The conversation can be elevated in the Song of Songs, as well. For centuries scholars have wrestled with the “natural” meaning of the book. Is its meaning to be understood literally or figuratively? It clearly contains both. The question is, “Can the meaning of the book be extended?” An earlier voice from church history must have thought so. Bernard of Clairvaux (1090–1153) preached from this book for 16 years and got only to chapter 3. That can be done only by extending the meaning to a higher level (e.g., the love God has for his people is likened to the passionate love a husband and wife have for each other). With this book of the Bible, we can reason from effect to cause (though the utmost care must be taken—lest the author’s intended meaning be compromised). If human love is joy unspeakable, then it must have come from somewhere beyond itself (i.e., God himself). So, the Lord can speak through the voices of the man, the woman, and the friends. While Song of Songs 1:1-8 and 2:16-17 have been studied in previous lessons, they are used again here in their extended meaning. 

How Sweet It Is
Song of Songs 1:1-4

There probably is nothing sweeter than love. That sweetness can be likened to a kiss. A doctor once remarked, “Do you know how many germs are transferred when people kiss?” The patient responded, “What a way to die.” Twice in these verses love is likened to the sweetness of wine; a third instance likens the sweetness of perfume to love. The woman desires to share that love with her husband in his chambers.  

God’s love is also sweet. The psalmist said, “Thy lovingkindness is better than life” (Psalm 63:3, King James Version).
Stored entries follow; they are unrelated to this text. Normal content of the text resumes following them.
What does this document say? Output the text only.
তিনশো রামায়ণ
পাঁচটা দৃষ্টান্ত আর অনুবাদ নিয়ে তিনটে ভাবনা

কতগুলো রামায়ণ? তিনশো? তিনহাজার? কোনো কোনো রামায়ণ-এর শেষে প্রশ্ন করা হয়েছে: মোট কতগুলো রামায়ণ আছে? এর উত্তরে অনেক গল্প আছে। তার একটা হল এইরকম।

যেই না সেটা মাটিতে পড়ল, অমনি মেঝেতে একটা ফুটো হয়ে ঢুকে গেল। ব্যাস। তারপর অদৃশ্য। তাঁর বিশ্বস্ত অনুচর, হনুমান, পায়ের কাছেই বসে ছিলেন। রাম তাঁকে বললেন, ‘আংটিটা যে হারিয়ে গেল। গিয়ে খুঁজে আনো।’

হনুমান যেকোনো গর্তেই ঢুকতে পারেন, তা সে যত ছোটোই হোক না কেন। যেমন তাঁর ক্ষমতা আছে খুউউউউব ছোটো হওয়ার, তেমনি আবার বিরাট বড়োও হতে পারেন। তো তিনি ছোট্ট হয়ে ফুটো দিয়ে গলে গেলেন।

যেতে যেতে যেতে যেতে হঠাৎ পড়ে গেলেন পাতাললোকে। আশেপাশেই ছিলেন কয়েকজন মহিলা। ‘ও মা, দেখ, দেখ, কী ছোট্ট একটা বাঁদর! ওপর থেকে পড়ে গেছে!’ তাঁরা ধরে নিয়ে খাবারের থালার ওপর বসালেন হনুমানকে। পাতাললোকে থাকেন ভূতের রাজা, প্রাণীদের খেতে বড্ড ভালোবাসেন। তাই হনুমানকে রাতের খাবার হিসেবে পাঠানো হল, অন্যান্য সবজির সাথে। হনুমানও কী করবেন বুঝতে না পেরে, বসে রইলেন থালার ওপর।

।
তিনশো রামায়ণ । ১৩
Paul taught that God’s love has been poured into our hearts through the Holy Spirit that he has given us (Romans 5:5). Ah, the sweetness of the Holy Ghost becoming our holy guest. 

Not Worthy! Not Worthy!
Song of Songs 1:5-8

When an athlete makes a great play, teammates will sometimes bow down and cry, “Not worthy! Not worthy!” They are feigning humility to say they are not worthy to play beside such a fine athlete. The woman in the Song of Songs suffered from a similar poor self-image. She was especially conscious of her suntanned skin. Her dark skin color was the result, of course, of working outside all day long. This being her lot in life, she felt unworthy of the king’s love.  

All believers in the Lord Jesus surely have felt the same way. Paul reminded the Roman Christians that Christ had died for them when they had felt most unworthy. In fact, it was while they were still sinners that Christ died for them (Romans 5:8). The worthiness was in the lover—not in the loved.  

Song of Songs 2:4, 16-17

More than one high school or college student has been charged with PDA (or public display of affection). There is a time and place for everything, of course, and while proper decorum needs to be observed, sometimes love just needs to be declared publicly. The woman wanted everyone at the king’s banquet table to know that the king’s banner over her was love. It is not wrong (and it actually is proper) to cry out in public, “Hands off. This woman belongs to me.” She wanted him to come to her in the presence of others. 

God’s salvific act on our behalf did not occur in a corner (Acts 26:26). He publicly displayed his love for all people (Galatians 3:1). A cross at the crossroads outside of Jerusalem was hard to miss. 

Stronger than Spinach
Song of Songs 8:6-7

For decades, parents have tried to get their children to eat spinach by telling them it will make them strong like Popeye. No kid bought it. But love is powerful (certainly more powerful than the effects of spinach). Love is as strong as a government seal, as strong as death itself, and as strong as a blazing fire. No amount of water can wash love away. No wealth comes close to the value of real love.  

The hymnwriter said it strongly, “Could we with ink the ocean fill; And were the skies of parchment made; Were every stalk on earth a quill; And every man a scribe by trade; To write the love of God above, Would drain the ocean dry; Nor could the scroll contain the whole, Though stretched from sky to sky” (“The Love of God” by Frederick M. Lehman).